Essentially, the Court is reiterating its position in Wolens that pre-emption does not apply to state law rules necessary for the enforcement of "privately ordered obligations" but does apply to covenants that represent policies imposed by the state. The Court clarifies this distinction by declaring that when parties have the ability to contract out of the covenant the covenant is merely a device used for interpreting the wishes of contacting parties, but when parties are prohibited from waiving the implied covenant by contract, as was the case here, then the covenant represents a separate policy choice imposed by the state and one that is subject to the ADA's pre-emption provision. Thus, airlines only have to include waivers of implied covenants in their contracts, and can rely on pre-emption in states where such covenants are not waivable, to ensure that a standardized set of national rules govern their frequent flyer programs.
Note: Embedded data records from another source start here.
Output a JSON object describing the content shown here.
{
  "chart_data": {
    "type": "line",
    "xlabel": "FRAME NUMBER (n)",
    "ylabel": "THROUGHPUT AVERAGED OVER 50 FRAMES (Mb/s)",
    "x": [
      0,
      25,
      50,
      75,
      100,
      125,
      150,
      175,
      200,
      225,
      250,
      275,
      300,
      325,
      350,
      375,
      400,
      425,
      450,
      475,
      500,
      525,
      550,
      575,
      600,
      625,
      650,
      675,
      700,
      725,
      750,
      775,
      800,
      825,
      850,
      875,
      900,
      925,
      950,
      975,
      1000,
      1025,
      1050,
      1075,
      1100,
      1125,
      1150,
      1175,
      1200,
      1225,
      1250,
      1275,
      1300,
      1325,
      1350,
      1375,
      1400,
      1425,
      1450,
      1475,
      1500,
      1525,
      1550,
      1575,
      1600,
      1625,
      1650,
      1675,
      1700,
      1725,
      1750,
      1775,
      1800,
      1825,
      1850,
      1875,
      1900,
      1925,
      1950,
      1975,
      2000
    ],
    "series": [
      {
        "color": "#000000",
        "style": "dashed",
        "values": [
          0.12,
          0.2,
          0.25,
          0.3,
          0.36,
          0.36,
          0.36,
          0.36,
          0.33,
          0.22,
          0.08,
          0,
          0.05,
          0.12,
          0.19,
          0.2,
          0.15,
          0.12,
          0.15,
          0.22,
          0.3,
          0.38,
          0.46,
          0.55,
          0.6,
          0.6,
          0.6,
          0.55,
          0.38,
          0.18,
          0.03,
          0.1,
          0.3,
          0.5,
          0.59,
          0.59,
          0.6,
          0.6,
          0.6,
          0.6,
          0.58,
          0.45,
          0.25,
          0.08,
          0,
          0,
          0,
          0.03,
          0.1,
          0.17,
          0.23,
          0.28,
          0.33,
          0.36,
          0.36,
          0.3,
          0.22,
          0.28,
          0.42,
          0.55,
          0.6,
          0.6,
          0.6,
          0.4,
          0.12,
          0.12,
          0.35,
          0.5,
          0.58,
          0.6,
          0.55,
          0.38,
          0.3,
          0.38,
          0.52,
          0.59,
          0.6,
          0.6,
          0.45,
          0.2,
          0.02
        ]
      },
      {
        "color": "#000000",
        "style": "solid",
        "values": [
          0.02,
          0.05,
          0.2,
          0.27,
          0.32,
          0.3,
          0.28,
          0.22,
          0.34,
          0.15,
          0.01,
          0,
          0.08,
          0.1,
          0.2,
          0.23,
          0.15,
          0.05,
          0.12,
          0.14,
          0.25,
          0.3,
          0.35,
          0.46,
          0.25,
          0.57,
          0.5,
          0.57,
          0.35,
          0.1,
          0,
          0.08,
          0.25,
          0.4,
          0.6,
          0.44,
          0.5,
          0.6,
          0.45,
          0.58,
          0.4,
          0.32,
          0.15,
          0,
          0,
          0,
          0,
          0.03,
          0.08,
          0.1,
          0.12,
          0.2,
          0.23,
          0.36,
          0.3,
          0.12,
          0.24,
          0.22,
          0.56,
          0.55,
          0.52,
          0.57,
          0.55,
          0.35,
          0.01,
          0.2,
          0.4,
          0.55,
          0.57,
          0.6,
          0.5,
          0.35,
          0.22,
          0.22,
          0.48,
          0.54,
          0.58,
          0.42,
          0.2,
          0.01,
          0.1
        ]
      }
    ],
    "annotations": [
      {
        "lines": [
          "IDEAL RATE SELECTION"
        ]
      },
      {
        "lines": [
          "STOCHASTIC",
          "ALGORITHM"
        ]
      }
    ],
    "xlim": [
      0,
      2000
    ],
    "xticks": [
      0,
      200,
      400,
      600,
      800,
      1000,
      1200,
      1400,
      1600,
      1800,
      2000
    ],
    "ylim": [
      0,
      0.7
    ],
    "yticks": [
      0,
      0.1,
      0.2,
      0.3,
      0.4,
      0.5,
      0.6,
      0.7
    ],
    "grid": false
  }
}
With regard to the other notable question to arise during oral arguments, whether the evolution of frequent flyer programs to represent material benefits distinct from airline prices and services removes them from the scope of the ADA pre-emption, the Court, as expected, declined to address the matter as it wasn't a part of Ginsberg's complaint.
Thursday, March 20, 2014
As we discussed earlier this month, representatives of the European Union Member States have, in the wake of ICAO's announced timetable for the creation of a global aviation emissions plan, lobbied to effectively exclude foreign carriers from the EU's emissions trading scheme in order to avoid conflict with major trading partners. Members of the European Commission and Parliament, by contrast, have proposed only exempting foreign carriers from responsibility for emissions occurring outside the airspace of EU Member States. A few weeks ago an agreement was announced between members of Parliament and the Council that suggested that a full exemption would be provided, but that agreement still awaits formal approval by the Parliament. Yesterday Parliament's environmental committee voted to reject the compromise, making clear that significant opposition to the full exemption still remains ahead of the crucial April 3 vote.